In my role I get to work with wonderful patient advocates, patient organisations and our own ProQR Patient & Caregiver Steering Committee. Making sure their feedback is central to all updates I give to our clinical teams, regulatory and medical discussions. Working in inherited retinal disease being a sighted person, I must work closely with the community to make sure I am representing their voice correctly.
How do you reconcile operational business needs with elevating the patient voice?
Being founded as a company by Daniel, following the diagnosis of cystic fibrosis in his newborn son, the patient perspective is really elevated higher than I have seen it in any of the other pharmaceutical company I have worked in. Alongside this is working closely with the patient community to bring educational awareness to inherited retinal diseases (IRDs), which is a real win-win in helping people understand the big scientific paradigm shift happening in the disease space.

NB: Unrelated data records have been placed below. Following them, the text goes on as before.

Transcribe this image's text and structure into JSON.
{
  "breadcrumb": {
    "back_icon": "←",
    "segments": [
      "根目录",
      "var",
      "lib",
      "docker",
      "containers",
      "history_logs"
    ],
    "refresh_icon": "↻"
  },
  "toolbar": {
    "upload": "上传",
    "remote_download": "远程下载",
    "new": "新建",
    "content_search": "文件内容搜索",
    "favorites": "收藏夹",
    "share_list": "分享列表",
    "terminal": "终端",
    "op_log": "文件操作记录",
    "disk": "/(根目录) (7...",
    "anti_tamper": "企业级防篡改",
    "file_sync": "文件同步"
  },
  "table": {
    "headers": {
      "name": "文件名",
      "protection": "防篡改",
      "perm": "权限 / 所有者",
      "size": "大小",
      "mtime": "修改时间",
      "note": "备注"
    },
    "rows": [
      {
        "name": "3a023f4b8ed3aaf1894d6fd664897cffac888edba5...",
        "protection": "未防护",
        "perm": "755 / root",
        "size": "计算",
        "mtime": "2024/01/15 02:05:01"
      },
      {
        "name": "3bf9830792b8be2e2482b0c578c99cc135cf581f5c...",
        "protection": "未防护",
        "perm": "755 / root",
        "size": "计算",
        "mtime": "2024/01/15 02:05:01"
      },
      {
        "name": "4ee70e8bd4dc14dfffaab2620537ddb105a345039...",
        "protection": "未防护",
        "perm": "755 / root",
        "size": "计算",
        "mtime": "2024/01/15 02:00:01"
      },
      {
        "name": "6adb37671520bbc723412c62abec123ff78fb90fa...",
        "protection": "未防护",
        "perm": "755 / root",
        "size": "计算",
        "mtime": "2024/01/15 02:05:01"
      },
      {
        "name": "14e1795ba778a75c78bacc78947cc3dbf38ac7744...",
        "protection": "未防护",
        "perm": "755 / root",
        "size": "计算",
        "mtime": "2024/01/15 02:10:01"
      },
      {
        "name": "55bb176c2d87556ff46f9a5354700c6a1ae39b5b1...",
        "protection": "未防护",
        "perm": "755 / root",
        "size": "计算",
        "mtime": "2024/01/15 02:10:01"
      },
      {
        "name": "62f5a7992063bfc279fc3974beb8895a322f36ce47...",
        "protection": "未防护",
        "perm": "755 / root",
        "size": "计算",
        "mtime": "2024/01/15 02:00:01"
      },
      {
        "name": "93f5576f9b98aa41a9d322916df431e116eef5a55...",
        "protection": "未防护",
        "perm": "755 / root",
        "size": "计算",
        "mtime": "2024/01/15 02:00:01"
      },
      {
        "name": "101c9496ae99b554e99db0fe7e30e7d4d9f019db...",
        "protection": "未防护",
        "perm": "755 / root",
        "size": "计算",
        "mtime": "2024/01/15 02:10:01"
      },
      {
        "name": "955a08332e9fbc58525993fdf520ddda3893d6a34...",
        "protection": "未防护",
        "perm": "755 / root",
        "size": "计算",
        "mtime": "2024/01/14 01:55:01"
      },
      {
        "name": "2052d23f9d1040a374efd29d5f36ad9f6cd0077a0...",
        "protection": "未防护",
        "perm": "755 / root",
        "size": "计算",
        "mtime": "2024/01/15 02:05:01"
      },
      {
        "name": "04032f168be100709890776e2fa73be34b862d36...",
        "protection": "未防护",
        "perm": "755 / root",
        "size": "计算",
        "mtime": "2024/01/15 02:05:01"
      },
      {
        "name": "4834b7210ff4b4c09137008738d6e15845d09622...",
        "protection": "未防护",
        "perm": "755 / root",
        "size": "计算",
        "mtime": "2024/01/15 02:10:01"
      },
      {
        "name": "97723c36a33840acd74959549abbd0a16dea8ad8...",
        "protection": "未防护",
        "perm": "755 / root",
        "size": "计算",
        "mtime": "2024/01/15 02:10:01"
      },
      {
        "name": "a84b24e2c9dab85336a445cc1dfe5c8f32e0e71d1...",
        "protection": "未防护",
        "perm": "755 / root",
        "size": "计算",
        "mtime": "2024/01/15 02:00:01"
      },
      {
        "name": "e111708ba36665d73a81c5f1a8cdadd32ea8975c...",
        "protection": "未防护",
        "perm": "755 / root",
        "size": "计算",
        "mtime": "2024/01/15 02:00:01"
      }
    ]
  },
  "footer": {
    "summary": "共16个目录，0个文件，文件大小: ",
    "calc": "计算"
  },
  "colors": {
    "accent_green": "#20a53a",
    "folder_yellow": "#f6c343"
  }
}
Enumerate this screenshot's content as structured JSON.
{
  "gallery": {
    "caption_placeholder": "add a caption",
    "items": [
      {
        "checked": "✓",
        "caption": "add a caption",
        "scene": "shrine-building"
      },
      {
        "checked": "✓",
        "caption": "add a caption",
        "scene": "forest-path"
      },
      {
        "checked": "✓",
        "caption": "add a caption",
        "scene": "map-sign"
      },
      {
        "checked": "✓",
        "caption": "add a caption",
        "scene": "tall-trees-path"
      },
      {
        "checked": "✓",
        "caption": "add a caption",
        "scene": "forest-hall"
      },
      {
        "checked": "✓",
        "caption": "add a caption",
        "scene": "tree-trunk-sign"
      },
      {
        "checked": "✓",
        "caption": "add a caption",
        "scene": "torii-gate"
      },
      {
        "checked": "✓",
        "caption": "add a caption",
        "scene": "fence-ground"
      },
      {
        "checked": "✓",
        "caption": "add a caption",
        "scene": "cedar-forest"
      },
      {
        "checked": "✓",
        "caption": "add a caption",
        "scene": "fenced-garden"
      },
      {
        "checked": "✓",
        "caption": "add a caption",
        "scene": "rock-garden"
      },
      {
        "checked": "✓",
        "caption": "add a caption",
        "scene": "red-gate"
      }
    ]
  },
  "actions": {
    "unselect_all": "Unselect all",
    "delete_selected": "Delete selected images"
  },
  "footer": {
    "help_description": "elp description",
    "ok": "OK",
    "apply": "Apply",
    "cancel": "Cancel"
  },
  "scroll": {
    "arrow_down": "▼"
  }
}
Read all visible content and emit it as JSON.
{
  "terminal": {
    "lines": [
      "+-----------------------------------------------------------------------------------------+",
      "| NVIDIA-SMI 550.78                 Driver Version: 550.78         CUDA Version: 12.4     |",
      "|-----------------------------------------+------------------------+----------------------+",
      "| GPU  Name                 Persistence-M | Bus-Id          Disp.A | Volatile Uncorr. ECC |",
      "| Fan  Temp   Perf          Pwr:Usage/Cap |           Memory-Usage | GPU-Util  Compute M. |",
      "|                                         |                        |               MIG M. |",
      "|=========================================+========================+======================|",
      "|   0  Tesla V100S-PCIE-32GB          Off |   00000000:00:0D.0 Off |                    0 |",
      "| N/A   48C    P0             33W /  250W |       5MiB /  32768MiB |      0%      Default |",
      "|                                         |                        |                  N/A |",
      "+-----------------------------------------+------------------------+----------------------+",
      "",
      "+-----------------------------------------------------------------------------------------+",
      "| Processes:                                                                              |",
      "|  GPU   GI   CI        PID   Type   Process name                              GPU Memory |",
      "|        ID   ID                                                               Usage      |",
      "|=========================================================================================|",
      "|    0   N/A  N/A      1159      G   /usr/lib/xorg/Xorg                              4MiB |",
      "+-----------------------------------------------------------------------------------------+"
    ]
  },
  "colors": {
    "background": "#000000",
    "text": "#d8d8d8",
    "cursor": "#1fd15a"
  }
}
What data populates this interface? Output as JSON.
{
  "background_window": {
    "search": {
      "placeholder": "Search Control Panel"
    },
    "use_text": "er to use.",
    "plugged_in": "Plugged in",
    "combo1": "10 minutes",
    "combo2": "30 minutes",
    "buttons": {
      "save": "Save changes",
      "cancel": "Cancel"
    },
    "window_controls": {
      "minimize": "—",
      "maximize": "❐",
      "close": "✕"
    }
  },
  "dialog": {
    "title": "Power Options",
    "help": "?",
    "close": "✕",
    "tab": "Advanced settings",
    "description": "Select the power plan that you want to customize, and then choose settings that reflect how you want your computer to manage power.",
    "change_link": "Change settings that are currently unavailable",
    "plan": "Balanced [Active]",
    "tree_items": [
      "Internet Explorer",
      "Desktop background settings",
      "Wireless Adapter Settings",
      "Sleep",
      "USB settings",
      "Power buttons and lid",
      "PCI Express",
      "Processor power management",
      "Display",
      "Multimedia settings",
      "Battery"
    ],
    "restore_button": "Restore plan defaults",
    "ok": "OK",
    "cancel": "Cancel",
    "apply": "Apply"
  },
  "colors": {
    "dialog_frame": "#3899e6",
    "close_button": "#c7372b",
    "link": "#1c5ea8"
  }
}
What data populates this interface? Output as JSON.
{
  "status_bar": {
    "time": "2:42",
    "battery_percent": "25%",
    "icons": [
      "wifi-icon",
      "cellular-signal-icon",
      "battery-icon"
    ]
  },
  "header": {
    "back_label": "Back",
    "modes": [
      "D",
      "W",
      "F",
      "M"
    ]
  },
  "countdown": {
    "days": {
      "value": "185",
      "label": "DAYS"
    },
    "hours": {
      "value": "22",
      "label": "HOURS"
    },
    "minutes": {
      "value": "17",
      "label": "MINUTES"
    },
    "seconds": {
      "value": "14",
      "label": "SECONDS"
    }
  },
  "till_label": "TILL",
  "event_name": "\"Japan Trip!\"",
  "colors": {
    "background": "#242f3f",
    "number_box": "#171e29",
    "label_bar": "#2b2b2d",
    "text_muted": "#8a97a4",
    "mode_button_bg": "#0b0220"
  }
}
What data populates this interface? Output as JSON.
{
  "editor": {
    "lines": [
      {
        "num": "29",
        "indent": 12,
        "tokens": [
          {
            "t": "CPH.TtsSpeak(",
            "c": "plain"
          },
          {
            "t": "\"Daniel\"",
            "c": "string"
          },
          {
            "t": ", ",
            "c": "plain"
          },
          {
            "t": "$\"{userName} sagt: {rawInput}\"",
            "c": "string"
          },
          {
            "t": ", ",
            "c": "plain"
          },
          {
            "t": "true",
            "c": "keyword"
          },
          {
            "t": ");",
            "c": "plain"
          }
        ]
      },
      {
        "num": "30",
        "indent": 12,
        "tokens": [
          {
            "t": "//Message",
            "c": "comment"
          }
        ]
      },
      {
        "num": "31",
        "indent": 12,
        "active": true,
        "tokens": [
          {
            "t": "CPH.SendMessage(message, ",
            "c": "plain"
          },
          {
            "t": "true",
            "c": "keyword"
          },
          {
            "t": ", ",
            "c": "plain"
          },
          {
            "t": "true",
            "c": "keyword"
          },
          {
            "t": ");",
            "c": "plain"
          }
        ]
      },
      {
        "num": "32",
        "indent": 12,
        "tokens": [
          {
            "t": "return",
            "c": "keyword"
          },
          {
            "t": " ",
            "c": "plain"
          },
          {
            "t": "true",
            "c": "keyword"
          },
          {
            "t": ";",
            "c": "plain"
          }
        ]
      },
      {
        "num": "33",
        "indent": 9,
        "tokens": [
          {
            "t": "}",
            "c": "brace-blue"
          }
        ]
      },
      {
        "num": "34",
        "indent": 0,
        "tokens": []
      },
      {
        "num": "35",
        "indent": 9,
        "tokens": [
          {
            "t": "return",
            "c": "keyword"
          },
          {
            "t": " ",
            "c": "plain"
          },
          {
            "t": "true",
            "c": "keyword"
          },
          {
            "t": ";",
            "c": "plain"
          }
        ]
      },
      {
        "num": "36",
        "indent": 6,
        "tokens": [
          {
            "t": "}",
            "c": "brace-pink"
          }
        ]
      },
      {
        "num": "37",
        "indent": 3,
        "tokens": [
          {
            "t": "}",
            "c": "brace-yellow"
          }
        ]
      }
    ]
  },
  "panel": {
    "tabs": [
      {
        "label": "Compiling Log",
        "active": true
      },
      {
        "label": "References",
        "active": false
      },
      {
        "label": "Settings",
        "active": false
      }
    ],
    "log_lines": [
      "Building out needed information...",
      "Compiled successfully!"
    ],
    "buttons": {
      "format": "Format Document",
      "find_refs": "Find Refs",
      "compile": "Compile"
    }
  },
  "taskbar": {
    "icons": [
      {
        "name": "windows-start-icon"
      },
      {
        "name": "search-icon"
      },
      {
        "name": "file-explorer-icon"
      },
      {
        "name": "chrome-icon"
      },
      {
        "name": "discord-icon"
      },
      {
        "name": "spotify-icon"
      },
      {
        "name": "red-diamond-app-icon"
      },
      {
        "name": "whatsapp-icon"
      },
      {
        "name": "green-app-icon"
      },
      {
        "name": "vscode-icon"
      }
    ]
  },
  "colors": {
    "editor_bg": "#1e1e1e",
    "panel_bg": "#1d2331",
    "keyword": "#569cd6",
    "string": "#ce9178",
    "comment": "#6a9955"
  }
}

What are the most rewarding aspects of your role?
Getting to work with such passionate and dedicated patient advocates and individuals living with rare conditions. Being a non-scientific person, I studied politics at Swansea University, I see a big aspect of my work to showcase the fantastic genomic science we are doing in a language anyone can understand.
We are living in quite an amazing time for new treatments, techniques, and genomic science. However, this is not worth a lot if we don’t bring people along with it.
What is your proudest moment in your career thus far?
That is a tough question. Probably helping my parents understand what RNA (Ribonucleic acid) stands for and how much of a crucial role it plays in protein development. It took a few cups of tea over Zoom to get them there!
I am very lucky to have worked across a wide range of conditions in my career to date, from asthma and chronic lung diseases, the central nervous system, Alzheimer’s Disease and IRDs. I would not be able to pin down a single proud moment, as I think the more I can do as a non-scientist to bring the impact of genomic level research to the public is an achievement every day. If I can help someone navigate what an RNA future therapy might mean for them, then I am very happy.
What advice would you give someone considering working in the rare disease space?
I find the rare disease space one of the most powerful spaces to work in. I would encourage anyone who has a passion for hard work, tough discussions and a get stuck in attitude to really think about a career, role or time supporting the rare disease community. As the advancements in science continue, more and more treatments are coming for some of the hardest and rarest conditions. It is a very exciting time to get involved.
If you weren’t Patient Engagement Officer of ProQR, what was Plan B? What did your 10-year-old self-want to do as a job?
If I could turn back the clock, I think my plan B would definitely have been either a professional cricketer, striding out to a packed house at Lord’s to face the Australians in the Ashes, or singing in front of a packed Albert Hall covering big band classics like For once in my life and Beyond the sea.